The first question to the panel asked whether the teachings of militant Islam are entitled to protection under the First Amendment. Professor Jenkins drew the distinction between ideas and beliefs, which are absolutely protected, and exhortation to violence, which is not. Dr. Anis responded to a question about the influence of imams, and stated that it was dependent on the militancy of the individual. He reminded the audience that the Shiite sect is awaiting the reappearance of the twelfth imam, who "disappeared" in the tenth century, as part of their eschatology.
Nabeel Qureshi fielded a question about allowing in Muslim refugees from Syria, and drew the same line that Dr. Ken Boa had drawn: as Christians, we individually are called upon to welcome all our fellow humans in distress, but our safety rests in the hands of our government, which bears the responsibility to screen those coming here in order to keep out terrorists. Dr. Craig had a short answer to a question about how history textbooks should present the story of Islam: "Accurately", he responded. Bishop Nazir-Ali took a question about the long-term prospects for female equality in Islam. He observed that as long as Sharia held sway, its in-built inequality of treatment toward women would continue. Muslims, he added, have only three choices about the sources from which they derive Sharia: ignore them, become apostate, or else radicalize and apply the texts as written. In response to a question of how the West should deal with increasingly repressive regimes in the Middle East, Dr. Nazir-Ali pointed out that lasting democracy needs a full supporting infrastructure, which is just not present there.
The conference came to a close after Dr. Craig responded to a question about how Christians can square the brutal extinctions ordered by the God of the Old Testament with the "God Is Love" message of the New Testament. He gave the standard rationale for differentiating in time and space: God had announced that he would give the land of Canaan to the Israelites, but only after the latter had been in captivity for 400 years, and the Canaanites in that period had reached the culmination of their evils in God's sight. The Israelis were not engaging in genocide, he said, but were carrying out God's judgment declared against the Canaanites, who refused to leave the land voluntarily, and so were killed. Muslim jihad, he said, was not similar in any way, because it was a vehicle for extending the spread of Islam through violence.

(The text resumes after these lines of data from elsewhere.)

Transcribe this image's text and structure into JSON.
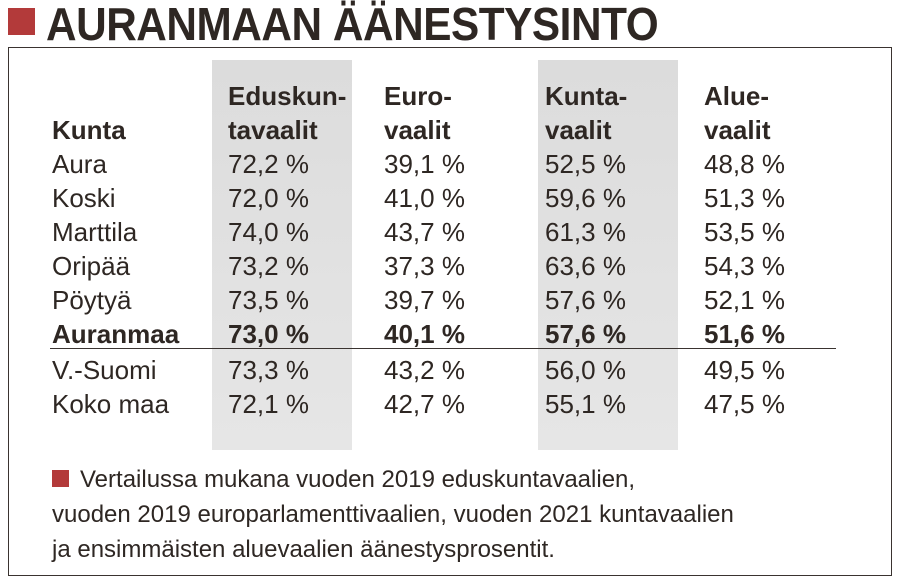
{
  "title": "AURANMAAN ÄÄNESTYSINTO",
  "headers": {
    "kunta": "Kunta",
    "eduskunta_1": "Eduskun-",
    "eduskunta_2": "tavaalit",
    "euro_1": "Euro-",
    "euro_2": "vaalit",
    "kunta_1": "Kunta-",
    "kunta_2": "vaalit",
    "alue_1": "Alue-",
    "alue_2": "vaalit"
  },
  "rows": [
    {
      "name": "Aura",
      "eduskunta": "72,2 %",
      "euro": "39,1 %",
      "kunta": "52,5 %",
      "alue": "48,8 %"
    },
    {
      "name": "Koski",
      "eduskunta": "72,0 %",
      "euro": "41,0 %",
      "kunta": "59,6 %",
      "alue": "51,3 %"
    },
    {
      "name": "Marttila",
      "eduskunta": "74,0 %",
      "euro": "43,7 %",
      "kunta": "61,3 %",
      "alue": "53,5 %"
    },
    {
      "name": "Oripää",
      "eduskunta": "73,2 %",
      "euro": "37,3 %",
      "kunta": "63,6 %",
      "alue": "54,3 %"
    },
    {
      "name": "Pöytyä",
      "eduskunta": "73,5 %",
      "euro": "39,7 %",
      "kunta": "57,6 %",
      "alue": "52,1 %"
    },
    {
      "name": "Auranmaa",
      "eduskunta": "73,0 %",
      "euro": "40,1 %",
      "kunta": "57,6 %",
      "alue": "51,6 %"
    },
    {
      "name": "V.-Suomi",
      "eduskunta": "73,3 %",
      "euro": "43,2 %",
      "kunta": "56,0 %",
      "alue": "49,5 %"
    },
    {
      "name": "Koko maa",
      "eduskunta": "72,1 %",
      "euro": "42,7 %",
      "kunta": "55,1 %",
      "alue": "47,5 %"
    }
  ],
  "note": {
    "line1": "Vertailussa mukana vuoden 2019 eduskuntavaalien,",
    "line2": "vuoden 2019 europarlamenttivaalien, vuoden 2021 kuntavaalien",
    "line3": "ja ensimmäisten aluevaalien äänestysprosentit."
  },
  "colors": {
    "accent": "#b33a3a",
    "text": "#2e2723",
    "column_shade": "#dcdcdc"
  }
}
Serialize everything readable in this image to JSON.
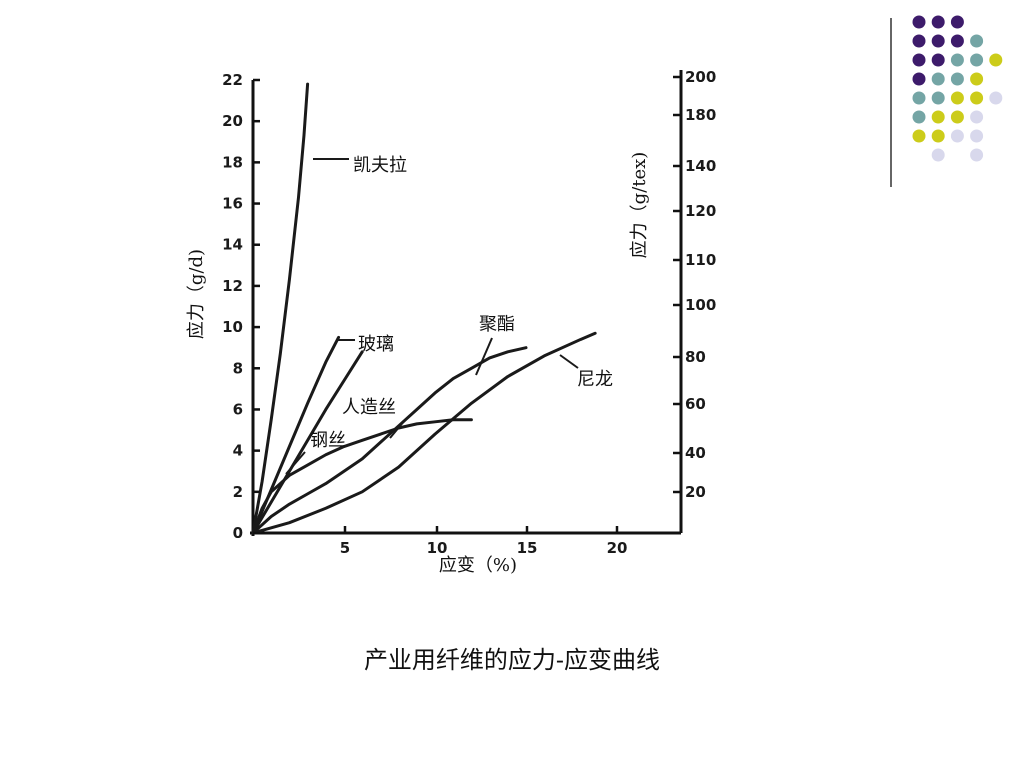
{
  "caption": "产业用纤维的应力-应变曲线",
  "decor": {
    "colors": [
      "#3d1b6b",
      "#74a5a5",
      "#cccc1a",
      "#d8d8ec"
    ],
    "line_color": "#333333"
  },
  "chart_data": {
    "type": "line",
    "title": "",
    "xlabel": "应变（%)",
    "ylabel_left": "应力（g/d)",
    "ylabel_right": "应力（g/tex)",
    "xlim": [
      0,
      23
    ],
    "ylim": [
      0,
      22
    ],
    "x_ticks": [
      "5",
      "10",
      "15",
      "20"
    ],
    "y_ticks_left": [
      "0",
      "2",
      "4",
      "6",
      "8",
      "10",
      "12",
      "14",
      "16",
      "18",
      "20",
      "22"
    ],
    "y_ticks_right": [
      "20",
      "40",
      "60",
      "80",
      "100",
      "110",
      "120",
      "140",
      "180",
      "200"
    ],
    "series": [
      {
        "name": "凯夫拉",
        "x": [
          0,
          0.5,
          1.0,
          1.5,
          2.0,
          2.5,
          2.8,
          3.0
        ],
        "y": [
          0,
          2.5,
          5.5,
          8.7,
          12.3,
          16.3,
          19.3,
          21.8
        ]
      },
      {
        "name": "玻璃",
        "x": [
          0,
          1,
          2,
          3,
          4,
          4.7
        ],
        "y": [
          0,
          2.1,
          4.2,
          6.3,
          8.3,
          9.5
        ]
      },
      {
        "name": "钢丝",
        "x": [
          0,
          1,
          2,
          3,
          4,
          5,
          6
        ],
        "y": [
          0,
          1.5,
          3.0,
          4.5,
          6.0,
          7.4,
          8.8
        ]
      },
      {
        "name": "人造丝",
        "x": [
          0,
          0.5,
          1,
          2,
          3,
          4,
          5,
          6,
          7,
          8,
          9,
          10,
          11,
          12
        ],
        "y": [
          0,
          1.2,
          2.0,
          2.8,
          3.3,
          3.8,
          4.2,
          4.5,
          4.8,
          5.1,
          5.3,
          5.4,
          5.5,
          5.5
        ]
      },
      {
        "name": "聚酯",
        "x": [
          0,
          1,
          2,
          3,
          4,
          5,
          6,
          7,
          8,
          9,
          10,
          11,
          12,
          13,
          14,
          15
        ],
        "y": [
          0,
          0.8,
          1.4,
          1.9,
          2.4,
          3.0,
          3.6,
          4.4,
          5.2,
          6.0,
          6.8,
          7.5,
          8.0,
          8.5,
          8.8,
          9.0
        ]
      },
      {
        "name": "尼龙",
        "x": [
          0,
          2,
          4,
          6,
          8,
          10,
          12,
          14,
          16,
          18,
          18.8
        ],
        "y": [
          0,
          0.5,
          1.2,
          2.0,
          3.2,
          4.8,
          6.3,
          7.6,
          8.6,
          9.4,
          9.7
        ]
      }
    ]
  }
}
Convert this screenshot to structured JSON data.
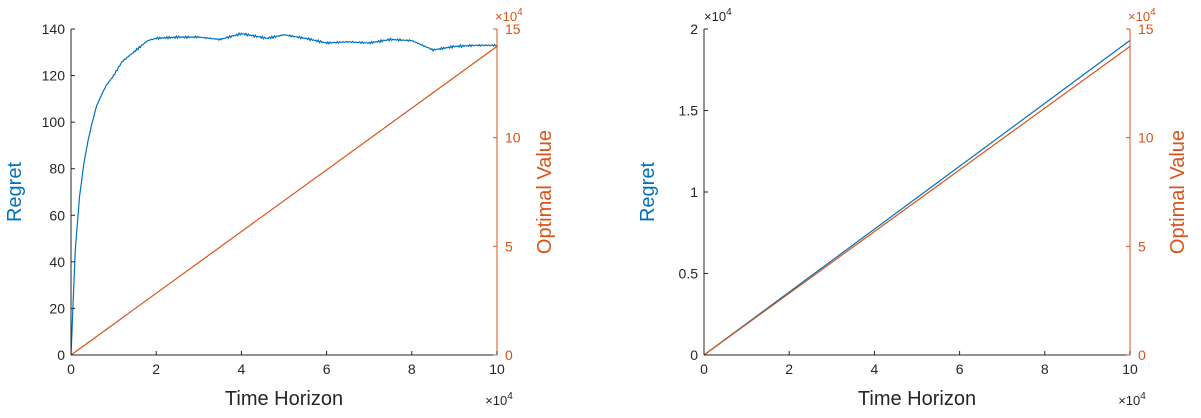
{
  "chart_data": [
    {
      "type": "line",
      "xlabel": "Time Horizon",
      "x_multiplier": "×10",
      "x_multiplier_exp": "4",
      "xlim": [
        0,
        10
      ],
      "xticks": [
        "0",
        "2",
        "4",
        "6",
        "8",
        "10"
      ],
      "left_axis": {
        "label": "Regret",
        "color": "#0072BD",
        "ylim": [
          0,
          140
        ],
        "ticks": [
          "0",
          "20",
          "40",
          "60",
          "80",
          "100",
          "120",
          "140"
        ],
        "multiplier": "",
        "multiplier_exp": ""
      },
      "right_axis": {
        "label": "Optimal Value",
        "color": "#D95319",
        "ylim": [
          0,
          15
        ],
        "ticks": [
          "0",
          "5",
          "10",
          "15"
        ],
        "multiplier": "×10",
        "multiplier_exp": "4"
      },
      "series": [
        {
          "axis": "left",
          "color": "#0072BD",
          "x": [
            0,
            0.1,
            0.2,
            0.3,
            0.4,
            0.5,
            0.6,
            0.8,
            1.0,
            1.2,
            1.4,
            1.6,
            1.8,
            2.0,
            2.5,
            3.0,
            3.5,
            4.0,
            4.3,
            4.6,
            5.0,
            5.5,
            6.0,
            6.5,
            7.0,
            7.5,
            8.0,
            8.5,
            9.0,
            9.5,
            10.0
          ],
          "y": [
            0,
            45,
            68,
            82,
            92,
            100,
            107,
            115,
            120,
            126,
            129,
            132,
            135,
            136,
            136.5,
            136.5,
            135.5,
            138,
            137,
            136,
            137.5,
            136,
            134,
            134.5,
            134,
            135.5,
            135,
            131,
            132.5,
            133,
            133
          ]
        },
        {
          "axis": "right",
          "color": "#D95319",
          "x": [
            0,
            10
          ],
          "y": [
            0,
            14.2
          ]
        }
      ]
    },
    {
      "type": "line",
      "xlabel": "Time Horizon",
      "x_multiplier": "×10",
      "x_multiplier_exp": "4",
      "xlim": [
        0,
        10
      ],
      "xticks": [
        "0",
        "2",
        "4",
        "6",
        "8",
        "10"
      ],
      "left_axis": {
        "label": "Regret",
        "color": "#0072BD",
        "ylim": [
          0,
          2
        ],
        "ticks": [
          "0",
          "0.5",
          "1",
          "1.5",
          "2"
        ],
        "multiplier": "×10",
        "multiplier_exp": "4"
      },
      "right_axis": {
        "label": "Optimal Value",
        "color": "#D95319",
        "ylim": [
          0,
          15
        ],
        "ticks": [
          "0",
          "5",
          "10",
          "15"
        ],
        "multiplier": "×10",
        "multiplier_exp": "4"
      },
      "series": [
        {
          "axis": "left",
          "color": "#0072BD",
          "x": [
            0,
            10
          ],
          "y": [
            0,
            1.93
          ]
        },
        {
          "axis": "right",
          "color": "#D95319",
          "x": [
            0,
            10
          ],
          "y": [
            0,
            14.2
          ]
        }
      ]
    }
  ]
}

This response brought a strong reaction from Professor Jenkins, who protested that "these commands of the Old Testament God have killed millions upon millions!" -- referring to later conquerors and tyrants who justified their genocide by citing them as precedent. Dr. Craig defended his position, and noted that Scripture is often abused for personal (and dynastic) ends, but that does not make Scripture at fault. After a kind of agreement between them to disagree, the conference closed with prayers and a blessing.
This is terribly interesting and compelling. It is necessary to move the dial back and forth a few times before the microscope or telescope comes into focus. You accounts are very much appreciated.